Mi hija de diez años, Lily, tenía un hábito que poco a poco comenzó a inquietarme, haciéndome darme cuenta de que las rutinas infantiles a veces esconden ansiedades profundas que los padres rara vez notan.

Todos los días, en cuanto cruzaba la puerta de casa después del colegio, dejaba su mochila en el suelo y corría directamente al baño sin saludar ni tomar un refrigerio.
No decía nada, solo se escuchaba cómo se cerraba la puerta detrás de ella, como si necesitara escapar inmediatamente a un lugar donde pudiera sentirse segura, aunque fuera solo por un instante.
Al principio traté de ignorarlo, convenciéndome de que era simplemente una costumbre peculiar de la infancia que todos los niños desarrollan en algún momento, incluso cuando parece extraña o repetitiva para los adultos.
A veces esperaba, asomándome por la esquina, viendo cómo su pequeño cuerpo desaparecía detrás de la puerta del baño, moviéndose de manera precisa, casi frenética, y una sensación de inquietud comenzó a crecer lentamente en mi pecho.
Entonces, una tarde, mientras limpiaba el desagüe del baño, encontré algo que no estaba preparada para ver.
Al principio pensé que era un juguete o un pequeño objeto que se había caído por accidente, pero al acercarme comprendí que era mucho más grave de lo que imaginaba.
Mis manos comenzaron a temblar de inmediato.
El estómago se me revolvió con miedo y confusión.
Supe enseguida que esto era serio.
No era solo un hábito; era un síntoma de un problema más profundo que había pasado desapercibido durante demasiado tiempo.

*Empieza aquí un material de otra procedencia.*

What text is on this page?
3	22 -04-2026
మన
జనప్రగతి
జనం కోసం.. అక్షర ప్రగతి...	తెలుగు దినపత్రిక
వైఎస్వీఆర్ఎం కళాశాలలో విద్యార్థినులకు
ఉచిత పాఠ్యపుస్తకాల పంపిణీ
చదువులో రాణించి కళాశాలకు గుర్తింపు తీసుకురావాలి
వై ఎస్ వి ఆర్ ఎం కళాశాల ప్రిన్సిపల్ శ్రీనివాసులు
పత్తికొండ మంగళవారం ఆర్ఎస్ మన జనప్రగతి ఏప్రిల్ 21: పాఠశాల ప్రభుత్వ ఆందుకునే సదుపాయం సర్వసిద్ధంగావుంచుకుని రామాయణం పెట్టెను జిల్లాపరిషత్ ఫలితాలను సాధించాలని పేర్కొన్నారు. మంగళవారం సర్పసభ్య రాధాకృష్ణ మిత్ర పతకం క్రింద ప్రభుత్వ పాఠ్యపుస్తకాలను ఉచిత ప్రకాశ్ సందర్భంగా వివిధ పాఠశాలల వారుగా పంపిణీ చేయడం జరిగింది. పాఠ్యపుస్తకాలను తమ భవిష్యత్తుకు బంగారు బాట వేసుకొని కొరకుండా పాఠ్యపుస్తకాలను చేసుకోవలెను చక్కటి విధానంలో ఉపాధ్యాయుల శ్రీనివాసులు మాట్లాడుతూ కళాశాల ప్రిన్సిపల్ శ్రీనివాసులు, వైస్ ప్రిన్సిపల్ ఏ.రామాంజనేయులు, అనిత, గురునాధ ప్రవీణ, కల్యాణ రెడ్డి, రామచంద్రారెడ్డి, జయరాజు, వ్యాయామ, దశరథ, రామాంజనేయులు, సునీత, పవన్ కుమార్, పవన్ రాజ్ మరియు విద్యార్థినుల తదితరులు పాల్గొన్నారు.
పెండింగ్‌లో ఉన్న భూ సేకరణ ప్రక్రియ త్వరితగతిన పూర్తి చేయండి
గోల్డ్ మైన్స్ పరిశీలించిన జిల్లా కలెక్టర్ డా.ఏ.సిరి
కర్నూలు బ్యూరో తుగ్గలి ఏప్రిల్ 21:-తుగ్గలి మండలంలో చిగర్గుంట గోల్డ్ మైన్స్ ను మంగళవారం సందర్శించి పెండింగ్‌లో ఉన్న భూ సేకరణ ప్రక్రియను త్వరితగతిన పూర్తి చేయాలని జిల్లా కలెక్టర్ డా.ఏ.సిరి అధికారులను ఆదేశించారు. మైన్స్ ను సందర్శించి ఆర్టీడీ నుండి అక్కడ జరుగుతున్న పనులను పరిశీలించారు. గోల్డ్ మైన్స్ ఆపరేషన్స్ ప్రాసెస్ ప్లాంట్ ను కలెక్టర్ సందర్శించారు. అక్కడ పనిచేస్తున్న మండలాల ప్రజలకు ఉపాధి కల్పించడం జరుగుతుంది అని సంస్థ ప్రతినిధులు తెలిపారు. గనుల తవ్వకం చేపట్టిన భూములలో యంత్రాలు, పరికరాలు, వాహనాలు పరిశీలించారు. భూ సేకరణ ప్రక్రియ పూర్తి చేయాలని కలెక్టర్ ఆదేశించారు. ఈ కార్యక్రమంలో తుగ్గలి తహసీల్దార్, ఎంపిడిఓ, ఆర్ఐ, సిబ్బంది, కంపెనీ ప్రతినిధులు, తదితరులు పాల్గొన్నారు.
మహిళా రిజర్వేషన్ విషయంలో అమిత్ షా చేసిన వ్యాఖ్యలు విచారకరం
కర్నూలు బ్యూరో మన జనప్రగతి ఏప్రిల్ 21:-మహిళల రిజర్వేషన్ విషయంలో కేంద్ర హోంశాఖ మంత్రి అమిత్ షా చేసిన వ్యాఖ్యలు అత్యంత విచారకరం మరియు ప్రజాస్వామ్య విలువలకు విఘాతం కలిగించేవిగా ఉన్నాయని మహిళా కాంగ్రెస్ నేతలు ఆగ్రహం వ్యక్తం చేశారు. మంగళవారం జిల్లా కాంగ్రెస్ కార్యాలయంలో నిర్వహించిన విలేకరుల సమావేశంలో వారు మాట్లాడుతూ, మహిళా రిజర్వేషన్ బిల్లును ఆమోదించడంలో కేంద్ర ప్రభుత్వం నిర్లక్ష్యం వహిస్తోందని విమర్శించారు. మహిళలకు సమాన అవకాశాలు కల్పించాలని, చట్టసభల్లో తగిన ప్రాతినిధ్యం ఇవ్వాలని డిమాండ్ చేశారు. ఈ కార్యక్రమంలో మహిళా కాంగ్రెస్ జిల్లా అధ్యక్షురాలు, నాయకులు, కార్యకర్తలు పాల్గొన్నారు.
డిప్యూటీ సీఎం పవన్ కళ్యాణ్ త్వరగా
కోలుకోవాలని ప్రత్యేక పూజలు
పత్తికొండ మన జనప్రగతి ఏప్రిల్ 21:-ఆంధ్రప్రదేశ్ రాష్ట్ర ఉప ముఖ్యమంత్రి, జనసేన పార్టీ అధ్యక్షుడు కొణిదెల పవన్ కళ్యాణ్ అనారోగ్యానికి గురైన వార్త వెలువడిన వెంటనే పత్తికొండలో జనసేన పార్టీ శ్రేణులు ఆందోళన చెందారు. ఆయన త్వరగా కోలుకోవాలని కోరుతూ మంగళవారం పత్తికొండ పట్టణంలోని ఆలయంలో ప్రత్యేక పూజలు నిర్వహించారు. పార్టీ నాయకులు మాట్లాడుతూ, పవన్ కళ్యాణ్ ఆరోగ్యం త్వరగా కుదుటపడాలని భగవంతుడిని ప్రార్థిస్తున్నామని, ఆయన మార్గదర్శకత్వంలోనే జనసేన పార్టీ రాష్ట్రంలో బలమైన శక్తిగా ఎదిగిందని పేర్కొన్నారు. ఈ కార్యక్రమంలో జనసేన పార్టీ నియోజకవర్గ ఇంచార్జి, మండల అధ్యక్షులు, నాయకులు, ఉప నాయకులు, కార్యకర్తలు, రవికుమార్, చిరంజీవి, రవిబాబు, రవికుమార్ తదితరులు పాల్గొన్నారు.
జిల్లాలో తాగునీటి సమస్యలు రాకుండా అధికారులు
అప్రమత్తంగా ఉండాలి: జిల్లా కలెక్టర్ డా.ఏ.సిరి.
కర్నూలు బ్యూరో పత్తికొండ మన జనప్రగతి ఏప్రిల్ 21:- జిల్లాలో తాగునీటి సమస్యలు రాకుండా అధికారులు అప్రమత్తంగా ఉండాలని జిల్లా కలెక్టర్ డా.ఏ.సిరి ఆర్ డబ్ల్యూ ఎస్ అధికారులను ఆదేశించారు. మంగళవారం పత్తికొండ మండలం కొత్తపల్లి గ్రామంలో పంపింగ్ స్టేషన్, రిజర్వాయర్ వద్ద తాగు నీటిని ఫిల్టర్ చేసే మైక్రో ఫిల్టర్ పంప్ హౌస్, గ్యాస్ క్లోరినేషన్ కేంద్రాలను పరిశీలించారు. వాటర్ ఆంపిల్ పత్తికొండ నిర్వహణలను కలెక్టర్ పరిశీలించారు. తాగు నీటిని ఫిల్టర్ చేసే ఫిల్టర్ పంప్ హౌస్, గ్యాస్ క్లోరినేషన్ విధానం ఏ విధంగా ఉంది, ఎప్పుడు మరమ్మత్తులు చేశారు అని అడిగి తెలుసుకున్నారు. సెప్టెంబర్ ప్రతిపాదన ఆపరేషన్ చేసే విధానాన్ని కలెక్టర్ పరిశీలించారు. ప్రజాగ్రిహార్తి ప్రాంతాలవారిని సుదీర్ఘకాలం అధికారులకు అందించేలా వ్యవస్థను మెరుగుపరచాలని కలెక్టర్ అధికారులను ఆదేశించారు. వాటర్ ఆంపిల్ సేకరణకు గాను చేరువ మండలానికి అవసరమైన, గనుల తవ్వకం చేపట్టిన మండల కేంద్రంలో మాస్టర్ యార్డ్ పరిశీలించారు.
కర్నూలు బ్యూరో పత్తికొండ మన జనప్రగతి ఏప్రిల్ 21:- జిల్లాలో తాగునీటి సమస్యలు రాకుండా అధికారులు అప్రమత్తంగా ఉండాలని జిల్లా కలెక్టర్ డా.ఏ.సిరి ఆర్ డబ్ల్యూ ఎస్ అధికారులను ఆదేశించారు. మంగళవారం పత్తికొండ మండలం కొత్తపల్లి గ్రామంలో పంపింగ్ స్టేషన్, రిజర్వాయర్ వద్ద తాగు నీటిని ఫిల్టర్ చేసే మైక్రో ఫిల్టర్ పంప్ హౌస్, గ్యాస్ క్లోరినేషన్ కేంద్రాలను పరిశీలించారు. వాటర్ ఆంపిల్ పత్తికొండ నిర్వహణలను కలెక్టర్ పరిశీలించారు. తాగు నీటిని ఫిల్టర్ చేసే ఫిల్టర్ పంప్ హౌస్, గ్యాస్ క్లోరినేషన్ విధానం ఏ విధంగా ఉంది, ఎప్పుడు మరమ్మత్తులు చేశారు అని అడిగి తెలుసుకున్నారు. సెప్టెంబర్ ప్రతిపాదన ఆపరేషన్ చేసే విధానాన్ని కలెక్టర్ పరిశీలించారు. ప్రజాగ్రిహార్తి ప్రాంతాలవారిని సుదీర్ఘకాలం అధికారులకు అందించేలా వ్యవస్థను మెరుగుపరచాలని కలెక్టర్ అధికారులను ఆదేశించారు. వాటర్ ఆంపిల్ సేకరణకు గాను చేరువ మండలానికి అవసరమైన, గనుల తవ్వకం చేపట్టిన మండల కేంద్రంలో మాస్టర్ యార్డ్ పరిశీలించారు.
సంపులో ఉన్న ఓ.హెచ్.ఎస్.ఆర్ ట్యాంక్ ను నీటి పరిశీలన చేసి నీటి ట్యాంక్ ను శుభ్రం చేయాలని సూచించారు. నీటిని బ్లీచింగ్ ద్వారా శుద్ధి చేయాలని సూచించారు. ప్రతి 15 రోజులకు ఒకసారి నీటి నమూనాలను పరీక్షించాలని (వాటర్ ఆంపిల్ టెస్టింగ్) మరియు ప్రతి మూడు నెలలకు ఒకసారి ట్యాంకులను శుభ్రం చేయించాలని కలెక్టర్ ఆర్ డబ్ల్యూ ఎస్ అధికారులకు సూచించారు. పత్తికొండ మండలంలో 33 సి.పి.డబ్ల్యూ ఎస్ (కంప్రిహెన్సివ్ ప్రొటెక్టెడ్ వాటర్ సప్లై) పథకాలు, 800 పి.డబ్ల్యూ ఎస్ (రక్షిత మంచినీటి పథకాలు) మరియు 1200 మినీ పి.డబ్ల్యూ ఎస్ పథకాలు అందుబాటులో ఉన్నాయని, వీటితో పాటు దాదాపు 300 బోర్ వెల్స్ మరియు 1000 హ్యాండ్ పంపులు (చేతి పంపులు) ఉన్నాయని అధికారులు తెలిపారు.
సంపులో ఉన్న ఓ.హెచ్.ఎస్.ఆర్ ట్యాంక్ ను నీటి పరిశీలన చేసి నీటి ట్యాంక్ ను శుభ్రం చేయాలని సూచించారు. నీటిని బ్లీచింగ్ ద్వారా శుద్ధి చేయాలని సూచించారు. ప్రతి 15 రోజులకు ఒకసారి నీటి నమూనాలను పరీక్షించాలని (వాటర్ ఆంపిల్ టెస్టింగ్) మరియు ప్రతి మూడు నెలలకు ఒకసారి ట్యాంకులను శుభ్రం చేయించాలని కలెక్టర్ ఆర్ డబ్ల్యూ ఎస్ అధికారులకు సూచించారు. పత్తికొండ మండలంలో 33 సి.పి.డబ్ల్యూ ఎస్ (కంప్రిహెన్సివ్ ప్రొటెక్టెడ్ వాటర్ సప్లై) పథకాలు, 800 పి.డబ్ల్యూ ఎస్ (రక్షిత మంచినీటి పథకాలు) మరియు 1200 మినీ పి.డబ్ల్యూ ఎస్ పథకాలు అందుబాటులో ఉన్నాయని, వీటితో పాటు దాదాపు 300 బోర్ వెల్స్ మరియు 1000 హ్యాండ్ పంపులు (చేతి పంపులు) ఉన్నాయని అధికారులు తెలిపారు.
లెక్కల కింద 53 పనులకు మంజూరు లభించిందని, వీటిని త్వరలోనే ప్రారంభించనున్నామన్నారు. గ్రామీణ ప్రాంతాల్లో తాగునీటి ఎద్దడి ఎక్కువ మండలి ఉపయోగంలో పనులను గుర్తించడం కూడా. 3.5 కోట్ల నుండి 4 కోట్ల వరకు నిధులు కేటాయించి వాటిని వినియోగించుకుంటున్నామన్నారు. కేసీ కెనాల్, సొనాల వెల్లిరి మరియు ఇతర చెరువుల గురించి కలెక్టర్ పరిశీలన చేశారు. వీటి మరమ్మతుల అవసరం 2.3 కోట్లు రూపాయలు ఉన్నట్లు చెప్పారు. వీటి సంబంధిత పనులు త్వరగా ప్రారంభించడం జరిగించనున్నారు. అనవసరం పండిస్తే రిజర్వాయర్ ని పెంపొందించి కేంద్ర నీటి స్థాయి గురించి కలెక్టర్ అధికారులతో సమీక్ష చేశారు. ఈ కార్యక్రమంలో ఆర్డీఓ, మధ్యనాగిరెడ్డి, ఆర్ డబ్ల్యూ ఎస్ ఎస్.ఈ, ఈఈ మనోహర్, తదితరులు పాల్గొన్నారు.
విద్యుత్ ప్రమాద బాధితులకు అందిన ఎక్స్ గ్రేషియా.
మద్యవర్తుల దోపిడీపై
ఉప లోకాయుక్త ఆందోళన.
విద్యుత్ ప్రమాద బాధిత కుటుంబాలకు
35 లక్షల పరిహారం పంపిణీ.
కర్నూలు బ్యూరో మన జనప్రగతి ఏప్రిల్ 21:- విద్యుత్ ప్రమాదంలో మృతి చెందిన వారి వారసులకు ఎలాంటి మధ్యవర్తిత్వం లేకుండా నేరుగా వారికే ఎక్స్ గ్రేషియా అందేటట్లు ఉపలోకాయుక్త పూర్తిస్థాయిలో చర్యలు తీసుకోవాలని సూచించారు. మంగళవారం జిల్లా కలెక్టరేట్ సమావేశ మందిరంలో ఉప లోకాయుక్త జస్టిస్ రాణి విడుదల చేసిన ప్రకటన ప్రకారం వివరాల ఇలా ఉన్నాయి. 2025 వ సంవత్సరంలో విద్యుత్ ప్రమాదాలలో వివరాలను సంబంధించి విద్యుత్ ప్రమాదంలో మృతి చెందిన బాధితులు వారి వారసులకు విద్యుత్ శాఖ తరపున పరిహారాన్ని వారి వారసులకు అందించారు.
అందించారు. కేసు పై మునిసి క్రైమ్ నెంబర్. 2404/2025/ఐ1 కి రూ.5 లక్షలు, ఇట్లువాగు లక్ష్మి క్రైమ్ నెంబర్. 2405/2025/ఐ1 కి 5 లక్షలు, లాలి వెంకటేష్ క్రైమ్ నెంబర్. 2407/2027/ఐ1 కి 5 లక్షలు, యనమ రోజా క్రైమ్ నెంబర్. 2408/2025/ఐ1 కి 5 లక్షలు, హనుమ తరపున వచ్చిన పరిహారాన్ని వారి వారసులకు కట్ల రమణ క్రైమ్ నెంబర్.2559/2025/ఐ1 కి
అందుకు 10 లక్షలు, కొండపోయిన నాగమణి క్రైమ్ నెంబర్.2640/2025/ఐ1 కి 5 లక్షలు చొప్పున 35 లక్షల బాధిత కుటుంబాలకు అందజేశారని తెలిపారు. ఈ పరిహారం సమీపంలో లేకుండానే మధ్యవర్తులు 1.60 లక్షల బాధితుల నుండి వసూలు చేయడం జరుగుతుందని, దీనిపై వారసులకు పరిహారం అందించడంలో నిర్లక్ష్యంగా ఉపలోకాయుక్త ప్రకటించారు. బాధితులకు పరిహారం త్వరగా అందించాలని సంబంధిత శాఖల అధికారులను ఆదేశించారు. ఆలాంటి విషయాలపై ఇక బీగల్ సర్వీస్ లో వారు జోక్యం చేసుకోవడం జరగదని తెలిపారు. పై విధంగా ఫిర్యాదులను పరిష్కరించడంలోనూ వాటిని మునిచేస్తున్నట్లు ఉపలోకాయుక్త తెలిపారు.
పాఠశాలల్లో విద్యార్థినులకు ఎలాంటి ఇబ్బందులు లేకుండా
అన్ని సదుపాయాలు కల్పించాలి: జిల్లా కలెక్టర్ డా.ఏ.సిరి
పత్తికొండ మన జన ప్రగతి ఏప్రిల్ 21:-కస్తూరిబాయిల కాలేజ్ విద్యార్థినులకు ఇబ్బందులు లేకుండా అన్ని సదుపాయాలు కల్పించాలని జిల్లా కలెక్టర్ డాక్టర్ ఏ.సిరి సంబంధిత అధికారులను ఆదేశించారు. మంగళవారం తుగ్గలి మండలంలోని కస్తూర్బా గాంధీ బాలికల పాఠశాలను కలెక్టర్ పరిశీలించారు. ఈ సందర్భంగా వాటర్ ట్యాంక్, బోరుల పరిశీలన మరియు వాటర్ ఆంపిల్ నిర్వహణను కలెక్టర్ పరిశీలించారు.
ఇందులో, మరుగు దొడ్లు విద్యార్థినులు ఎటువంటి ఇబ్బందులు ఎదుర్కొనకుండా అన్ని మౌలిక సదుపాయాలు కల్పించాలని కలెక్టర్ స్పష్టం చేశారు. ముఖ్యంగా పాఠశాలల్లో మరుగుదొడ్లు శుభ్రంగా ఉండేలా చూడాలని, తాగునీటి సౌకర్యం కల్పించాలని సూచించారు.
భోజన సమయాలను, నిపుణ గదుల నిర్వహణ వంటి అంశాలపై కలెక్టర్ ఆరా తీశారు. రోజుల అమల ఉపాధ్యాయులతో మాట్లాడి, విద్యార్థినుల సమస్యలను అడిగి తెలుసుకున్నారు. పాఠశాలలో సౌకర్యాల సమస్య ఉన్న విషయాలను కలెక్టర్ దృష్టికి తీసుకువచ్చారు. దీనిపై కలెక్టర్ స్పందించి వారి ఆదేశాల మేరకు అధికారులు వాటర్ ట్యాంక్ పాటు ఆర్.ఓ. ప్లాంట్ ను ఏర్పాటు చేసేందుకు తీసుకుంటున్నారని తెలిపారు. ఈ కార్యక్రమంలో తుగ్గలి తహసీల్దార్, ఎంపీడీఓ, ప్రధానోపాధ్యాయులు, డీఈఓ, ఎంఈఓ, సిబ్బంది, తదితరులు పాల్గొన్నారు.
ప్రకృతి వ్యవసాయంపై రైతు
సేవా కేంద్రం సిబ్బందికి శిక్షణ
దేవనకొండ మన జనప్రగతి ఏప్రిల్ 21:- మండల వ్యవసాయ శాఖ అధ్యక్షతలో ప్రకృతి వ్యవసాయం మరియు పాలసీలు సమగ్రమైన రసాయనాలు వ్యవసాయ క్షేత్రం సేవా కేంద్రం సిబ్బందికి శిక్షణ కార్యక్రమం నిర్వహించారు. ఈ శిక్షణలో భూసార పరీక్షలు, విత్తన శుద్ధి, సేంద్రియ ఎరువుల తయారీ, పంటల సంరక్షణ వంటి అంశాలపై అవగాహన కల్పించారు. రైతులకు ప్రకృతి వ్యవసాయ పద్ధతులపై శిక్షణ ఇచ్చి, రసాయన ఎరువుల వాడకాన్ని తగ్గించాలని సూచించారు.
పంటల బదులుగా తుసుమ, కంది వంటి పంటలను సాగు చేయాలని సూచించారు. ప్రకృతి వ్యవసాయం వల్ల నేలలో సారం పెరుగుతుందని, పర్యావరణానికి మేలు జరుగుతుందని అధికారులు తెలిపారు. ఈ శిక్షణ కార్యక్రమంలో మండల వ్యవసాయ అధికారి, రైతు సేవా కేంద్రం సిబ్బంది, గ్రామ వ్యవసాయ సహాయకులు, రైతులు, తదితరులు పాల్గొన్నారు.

Llamé a mi esposo, apenas susurrando, con la voz temblorosa.
—Mark, tienes que venir a casa. Ahora —dije, mientras mi corazón latía desbocado.
Llegó en minutos, con el rostro lleno de confusión y preocupación.
Le mostré el objeto que sostenía con manos temblorosas.
Se quedó paralizado.
Sus ojos se abrieron con incredulidad al comprender la gravedad de lo que habíamos descubierto.
Durante varios minutos no dijimos nada, y el silencio en la habitación pesaba más que cualquier palabra que pudiéramos haber pronunciado.
Pronto entendimos que el comportamiento de Lily no era solo compulsivo, sino un reflejo de ansiedad profunda.
Ella había intentado controlar algo en su entorno que le resultaba impredecible y aterrador.
El desagüe, la puerta cerrada y su necesidad de bañarse inmediatamente tenían sentido ahora.
No podíamos mostrar pánico.
Debíamos actuar con calma y atención cuidadosa.
Esa noche, la observé dormir, el suave subir y bajar de su pecho parecía irreal después de lo que había descubierto durante el día.
Me preguntaba cuánto tiempo había estado ocurriendo esto, por qué no me había dado cuenta antes y qué entendía ella realmente de lo que estaba haciendo.
Sentí una mezcla de angustia y determinación.
No permitiría que esto continuara sin tratamiento.

A la mañana siguiente contacté a una psicóloga infantil.
Le conté los hábitos de Lily, lo que había encontrado en el desagüe y los temores que me habían paralizado.
La psicóloga escuchó atentamente y realizó preguntas detalladas para entender el contexto, los patrones y la ansiedad subyacente que había generado este comportamiento.
Pronto quedó claro que las compulsiones de Lily eran síntomas de ansiedad, estrés y pensamientos intrusivos que no podía expresar por su edad.
La terapia comenzó siendo difícil, porque Lily se mostraba tímida y a la defensiva.
Parecía avergonzada y asustada de compartir sus sentimientos, aunque le asegurábamos constantemente que estaba segura y que la amábamos.
Poco a poco, con preguntas suaves, empezó a revelar sus temores y la necesidad de control que la impulsaba a los rituales de limpieza.
Admitió sentirse abrumada por pensamientos que no podía explicar y la necesidad de estar limpia y segura para calmar su ansiedad.